In terms of SQL design I would not use a different schema for each customer approach. Your database schema and backups could grow uncontrollably, maintaining a dynamically growing schema will be a nightmare.
I would suggest one of two approaches:
Either you can create a new database for each customer:
This is more secure as users cannot access each other's data (just use different credentials) and users are easier to manage/migrate and separate.

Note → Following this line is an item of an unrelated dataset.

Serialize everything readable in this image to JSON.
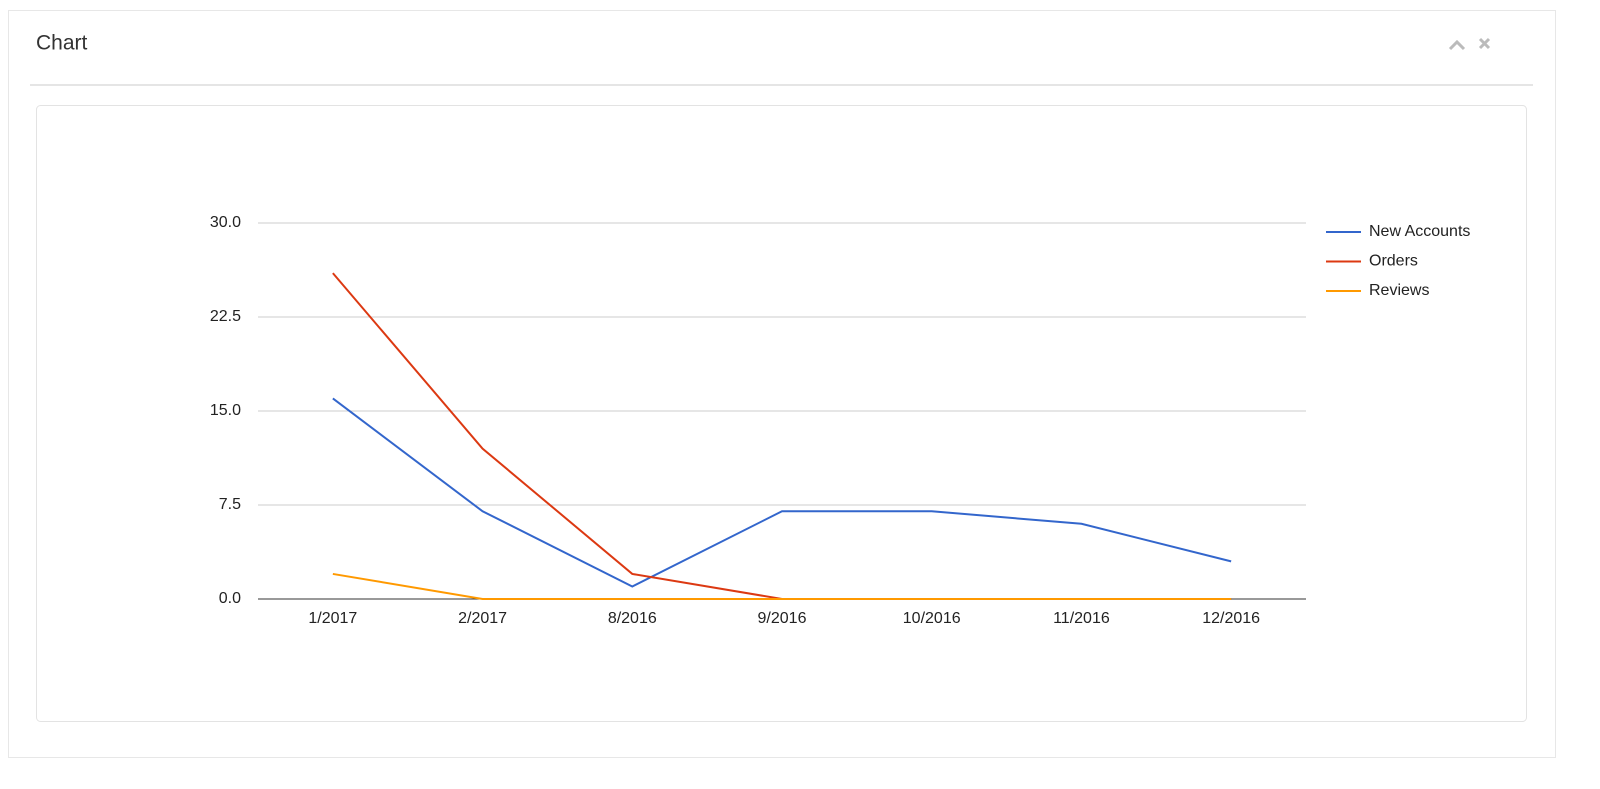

However many hosting providers charge per database, it will cost more to run and maintain and should you wish to compare data across users it gets much more challenging.
Your second approach is to simply host all users in a single DB, your tables will grow large (although 2 million rows is not over the top for a well maintained SQL DB). You would simply use a UserID column to discriminate.
The emphasis will be on you to get the performance you need through proper indexing
Users' data will exist in the same system and there's no SQL defense against users accessing each other's data - your code will have to be good!